The government is seeking support from the IMF to help it deal with the situation.
An IMF team, led by Stéphane Roudet, met during October 11-19 in Washington, DC with Finance Minister Ofori-Atta, Bank of Ghana Governor Addison and their teams, to continue discussions on a possible IMF-supported program.
At the conclusion of the meetings, Mr Roudet issued the following statement: “The Ghanaian delegation and IMF staff had very fruitful discussions on the authorities’ post-COVID program for economic growth and associated policies and reforms that could be supported by a new IMF arrangement.
“We made good progress in identifying specific policies that would restore macroeconomic stability and lay the foundation for stronger and more inclusive growth. The IMF team and the Ghanaian authorities remain fully committed to reaching an agreement on a framework and policies for an IMF-supported program as soon as feasible. Discussions will continue in the weeks ahead, with a follow-up mission to take place expeditiously.”
The Finance Minister Ken Ofori-Atta was hopeful that the IMF will approve the programme by end of the year.
He told TV3’s Paa Kwesi Asare in an earlier interview on the sidelines of the annual meetings of the IMF and the World Bank in Washington DC that the Fund is motivated to close the deal by end of the year.

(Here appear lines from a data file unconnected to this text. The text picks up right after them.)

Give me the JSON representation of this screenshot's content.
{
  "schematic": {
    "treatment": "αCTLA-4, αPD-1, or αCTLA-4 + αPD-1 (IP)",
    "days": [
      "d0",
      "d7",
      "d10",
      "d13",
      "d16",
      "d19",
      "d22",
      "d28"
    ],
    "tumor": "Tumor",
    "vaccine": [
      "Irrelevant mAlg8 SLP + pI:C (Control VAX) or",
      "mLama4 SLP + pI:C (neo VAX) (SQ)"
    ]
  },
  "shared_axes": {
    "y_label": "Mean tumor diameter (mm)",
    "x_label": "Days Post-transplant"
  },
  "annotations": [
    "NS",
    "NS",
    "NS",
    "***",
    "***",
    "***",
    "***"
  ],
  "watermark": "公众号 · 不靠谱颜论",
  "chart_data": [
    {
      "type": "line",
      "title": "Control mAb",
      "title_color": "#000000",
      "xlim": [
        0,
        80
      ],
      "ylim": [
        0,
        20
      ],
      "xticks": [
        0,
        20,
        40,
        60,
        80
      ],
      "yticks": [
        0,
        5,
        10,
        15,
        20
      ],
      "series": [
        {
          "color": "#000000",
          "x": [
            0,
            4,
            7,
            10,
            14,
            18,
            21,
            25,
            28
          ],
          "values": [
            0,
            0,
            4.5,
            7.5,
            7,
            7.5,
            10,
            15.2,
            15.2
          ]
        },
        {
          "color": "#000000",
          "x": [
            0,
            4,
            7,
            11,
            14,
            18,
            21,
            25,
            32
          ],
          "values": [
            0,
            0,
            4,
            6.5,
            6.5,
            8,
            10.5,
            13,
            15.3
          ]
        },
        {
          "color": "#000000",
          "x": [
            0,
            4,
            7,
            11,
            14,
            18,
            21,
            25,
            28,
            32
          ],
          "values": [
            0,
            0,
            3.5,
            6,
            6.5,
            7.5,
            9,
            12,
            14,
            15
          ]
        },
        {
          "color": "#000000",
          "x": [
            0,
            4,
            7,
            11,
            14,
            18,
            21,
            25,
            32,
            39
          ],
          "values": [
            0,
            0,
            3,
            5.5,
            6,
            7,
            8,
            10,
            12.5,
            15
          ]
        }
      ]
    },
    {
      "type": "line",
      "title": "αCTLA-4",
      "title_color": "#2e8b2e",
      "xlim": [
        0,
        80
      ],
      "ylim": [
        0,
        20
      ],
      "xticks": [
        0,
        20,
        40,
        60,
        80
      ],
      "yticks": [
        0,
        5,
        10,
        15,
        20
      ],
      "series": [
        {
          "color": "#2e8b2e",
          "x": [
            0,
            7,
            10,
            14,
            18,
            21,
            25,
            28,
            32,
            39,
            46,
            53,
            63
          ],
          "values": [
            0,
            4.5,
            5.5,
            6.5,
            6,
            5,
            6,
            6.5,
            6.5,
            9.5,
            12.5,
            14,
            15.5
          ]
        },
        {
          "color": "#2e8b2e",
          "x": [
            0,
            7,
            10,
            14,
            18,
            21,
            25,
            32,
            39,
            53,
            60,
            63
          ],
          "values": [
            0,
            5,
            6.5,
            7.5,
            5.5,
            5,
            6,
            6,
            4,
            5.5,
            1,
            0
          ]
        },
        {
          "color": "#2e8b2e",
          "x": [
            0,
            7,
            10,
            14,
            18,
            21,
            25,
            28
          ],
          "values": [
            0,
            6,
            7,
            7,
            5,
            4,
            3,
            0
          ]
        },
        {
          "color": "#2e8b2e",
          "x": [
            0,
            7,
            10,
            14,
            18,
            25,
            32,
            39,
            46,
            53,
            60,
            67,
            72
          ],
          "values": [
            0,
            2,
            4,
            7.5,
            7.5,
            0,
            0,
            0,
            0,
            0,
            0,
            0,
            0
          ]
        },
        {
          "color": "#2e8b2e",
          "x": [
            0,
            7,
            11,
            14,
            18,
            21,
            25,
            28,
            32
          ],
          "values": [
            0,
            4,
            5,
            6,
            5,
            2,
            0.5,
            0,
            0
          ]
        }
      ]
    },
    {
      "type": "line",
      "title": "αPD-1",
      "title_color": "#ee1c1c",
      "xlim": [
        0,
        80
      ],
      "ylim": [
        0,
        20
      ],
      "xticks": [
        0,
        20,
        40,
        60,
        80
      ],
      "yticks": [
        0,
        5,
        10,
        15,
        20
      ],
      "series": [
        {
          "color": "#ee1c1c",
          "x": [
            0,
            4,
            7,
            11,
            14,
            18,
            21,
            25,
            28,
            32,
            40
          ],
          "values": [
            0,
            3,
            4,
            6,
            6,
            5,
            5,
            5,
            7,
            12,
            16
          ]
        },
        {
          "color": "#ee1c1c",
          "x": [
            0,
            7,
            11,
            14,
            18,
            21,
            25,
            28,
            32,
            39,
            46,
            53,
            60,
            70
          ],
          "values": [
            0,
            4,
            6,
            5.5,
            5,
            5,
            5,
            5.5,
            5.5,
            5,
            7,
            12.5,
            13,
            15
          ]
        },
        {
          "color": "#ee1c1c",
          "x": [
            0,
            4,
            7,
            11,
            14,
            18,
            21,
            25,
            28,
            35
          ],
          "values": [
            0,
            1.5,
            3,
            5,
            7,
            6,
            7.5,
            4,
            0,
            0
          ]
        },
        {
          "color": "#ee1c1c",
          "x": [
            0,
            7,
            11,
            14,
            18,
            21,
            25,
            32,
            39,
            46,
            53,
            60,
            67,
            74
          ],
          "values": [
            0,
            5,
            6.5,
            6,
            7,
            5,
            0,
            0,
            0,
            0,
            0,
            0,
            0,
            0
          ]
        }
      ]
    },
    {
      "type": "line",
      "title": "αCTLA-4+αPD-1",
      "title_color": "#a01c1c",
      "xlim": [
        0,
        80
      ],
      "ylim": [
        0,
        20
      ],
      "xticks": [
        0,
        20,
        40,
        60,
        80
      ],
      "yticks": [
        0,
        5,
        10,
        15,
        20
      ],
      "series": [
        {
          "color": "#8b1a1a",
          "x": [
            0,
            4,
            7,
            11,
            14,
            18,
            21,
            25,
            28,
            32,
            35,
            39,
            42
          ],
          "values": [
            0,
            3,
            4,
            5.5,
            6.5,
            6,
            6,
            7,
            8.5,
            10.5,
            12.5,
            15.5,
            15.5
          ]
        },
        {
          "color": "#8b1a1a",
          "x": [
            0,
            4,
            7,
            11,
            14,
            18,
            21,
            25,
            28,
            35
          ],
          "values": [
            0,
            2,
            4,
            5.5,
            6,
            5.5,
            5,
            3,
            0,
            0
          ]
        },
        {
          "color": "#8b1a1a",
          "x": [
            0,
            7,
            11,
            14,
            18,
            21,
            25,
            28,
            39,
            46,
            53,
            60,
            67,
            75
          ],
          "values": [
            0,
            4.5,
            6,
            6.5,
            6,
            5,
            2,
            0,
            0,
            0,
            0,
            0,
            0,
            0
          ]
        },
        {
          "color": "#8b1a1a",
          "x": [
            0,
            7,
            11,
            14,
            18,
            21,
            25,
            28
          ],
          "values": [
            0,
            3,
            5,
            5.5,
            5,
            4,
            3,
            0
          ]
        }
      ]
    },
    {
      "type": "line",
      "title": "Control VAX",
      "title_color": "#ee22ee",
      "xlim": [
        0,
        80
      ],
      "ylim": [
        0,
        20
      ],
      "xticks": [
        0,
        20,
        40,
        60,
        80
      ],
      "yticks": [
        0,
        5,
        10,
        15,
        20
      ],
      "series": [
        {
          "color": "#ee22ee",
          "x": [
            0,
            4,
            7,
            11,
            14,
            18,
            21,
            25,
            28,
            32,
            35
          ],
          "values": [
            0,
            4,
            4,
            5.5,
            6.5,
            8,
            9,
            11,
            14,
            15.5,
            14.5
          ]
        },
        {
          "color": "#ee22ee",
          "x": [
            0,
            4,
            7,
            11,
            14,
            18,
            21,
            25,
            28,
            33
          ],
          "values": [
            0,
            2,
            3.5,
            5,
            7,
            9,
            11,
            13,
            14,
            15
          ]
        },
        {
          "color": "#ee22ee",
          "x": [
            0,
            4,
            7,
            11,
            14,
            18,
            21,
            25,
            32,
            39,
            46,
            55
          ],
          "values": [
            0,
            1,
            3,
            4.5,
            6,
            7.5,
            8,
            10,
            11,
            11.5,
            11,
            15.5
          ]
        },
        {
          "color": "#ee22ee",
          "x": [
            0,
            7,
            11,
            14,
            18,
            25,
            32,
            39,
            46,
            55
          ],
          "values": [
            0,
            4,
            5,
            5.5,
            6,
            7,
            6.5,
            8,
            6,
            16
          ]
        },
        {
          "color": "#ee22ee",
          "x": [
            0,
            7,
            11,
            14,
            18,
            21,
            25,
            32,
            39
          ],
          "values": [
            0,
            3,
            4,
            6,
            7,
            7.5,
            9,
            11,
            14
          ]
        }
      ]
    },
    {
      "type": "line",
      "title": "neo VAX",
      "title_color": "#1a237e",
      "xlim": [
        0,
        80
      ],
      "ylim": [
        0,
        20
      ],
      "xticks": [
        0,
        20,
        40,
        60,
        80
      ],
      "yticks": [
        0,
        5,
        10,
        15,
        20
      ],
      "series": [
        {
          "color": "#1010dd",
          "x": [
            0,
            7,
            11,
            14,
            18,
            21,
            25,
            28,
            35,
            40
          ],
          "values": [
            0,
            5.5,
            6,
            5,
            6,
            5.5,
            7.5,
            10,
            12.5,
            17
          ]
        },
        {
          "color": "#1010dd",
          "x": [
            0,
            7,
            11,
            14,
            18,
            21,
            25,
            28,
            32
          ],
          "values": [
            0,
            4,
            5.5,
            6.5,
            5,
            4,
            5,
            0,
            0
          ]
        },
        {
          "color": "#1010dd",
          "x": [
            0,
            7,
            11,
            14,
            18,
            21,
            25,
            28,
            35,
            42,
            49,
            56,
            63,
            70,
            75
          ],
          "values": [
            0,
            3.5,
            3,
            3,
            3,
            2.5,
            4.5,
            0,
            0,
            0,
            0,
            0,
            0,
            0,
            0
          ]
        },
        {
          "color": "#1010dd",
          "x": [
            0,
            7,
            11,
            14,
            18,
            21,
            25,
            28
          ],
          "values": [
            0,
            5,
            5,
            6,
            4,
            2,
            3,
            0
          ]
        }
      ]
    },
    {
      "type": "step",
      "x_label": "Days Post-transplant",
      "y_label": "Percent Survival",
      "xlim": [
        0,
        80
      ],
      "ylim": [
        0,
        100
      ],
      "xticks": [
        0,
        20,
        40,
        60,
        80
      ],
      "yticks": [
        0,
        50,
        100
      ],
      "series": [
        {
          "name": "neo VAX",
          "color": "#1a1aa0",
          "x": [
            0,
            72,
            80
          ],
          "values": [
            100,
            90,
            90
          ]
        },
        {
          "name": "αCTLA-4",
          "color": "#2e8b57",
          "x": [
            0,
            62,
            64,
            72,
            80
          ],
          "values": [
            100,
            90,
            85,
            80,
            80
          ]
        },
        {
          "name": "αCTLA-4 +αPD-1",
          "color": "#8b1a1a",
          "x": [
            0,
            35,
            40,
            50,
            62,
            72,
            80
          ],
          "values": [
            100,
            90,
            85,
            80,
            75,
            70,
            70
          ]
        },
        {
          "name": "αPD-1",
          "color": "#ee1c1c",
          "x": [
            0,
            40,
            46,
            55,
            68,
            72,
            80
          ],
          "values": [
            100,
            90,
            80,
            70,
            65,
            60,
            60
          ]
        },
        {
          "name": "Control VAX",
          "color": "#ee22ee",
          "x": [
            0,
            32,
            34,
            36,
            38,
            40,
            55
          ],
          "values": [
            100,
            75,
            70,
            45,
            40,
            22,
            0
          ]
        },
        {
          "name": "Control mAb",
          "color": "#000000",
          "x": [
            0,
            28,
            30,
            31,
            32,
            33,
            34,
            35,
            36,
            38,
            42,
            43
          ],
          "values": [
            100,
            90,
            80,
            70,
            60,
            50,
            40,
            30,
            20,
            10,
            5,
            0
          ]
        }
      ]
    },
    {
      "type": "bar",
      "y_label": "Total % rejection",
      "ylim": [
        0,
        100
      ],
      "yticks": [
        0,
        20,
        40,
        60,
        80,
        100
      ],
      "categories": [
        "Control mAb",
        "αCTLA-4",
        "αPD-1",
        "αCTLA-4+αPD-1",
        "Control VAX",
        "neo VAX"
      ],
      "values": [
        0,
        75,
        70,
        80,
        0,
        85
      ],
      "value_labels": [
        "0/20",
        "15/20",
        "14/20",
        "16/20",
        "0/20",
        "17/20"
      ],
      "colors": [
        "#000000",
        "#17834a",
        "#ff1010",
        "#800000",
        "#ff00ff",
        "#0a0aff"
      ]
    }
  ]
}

“…To get us close to a staff level agreement as possible so that we can incorporate all of our decisions also into the budget so there will be no reversal and therefore, by year ending, hopefully, the board will approve.
Do you see that happening? he asked.
In response, he said “We have to make it happen, the Fund is very motivated, we are 24/7, we will stay a few more days after this annual meeting and ensure we make solid progress going forward.
“I am excited about where we are, which therefore means that if we complete it by end of the year, disbursements from the fund which replace what we would have done going to the international market. Clearly, in my mind, there is no need for speculation as to where the currency should be.”
Earlier, Mr Ofori-Atta assured at a press briefing on Wednesday, September 28 the fast-track negotiations with the IMF to ensure key aspects of the programme are reflected in the 2023 budget statement.
“In line with the President’s dialogue with the IMF Managing Director, Kristalina Georgieva, negotiations will be fast-tracked to ensure that key aspects of the programme are reflected in the 2023 Annual Budget Statement in November 2022,” he said.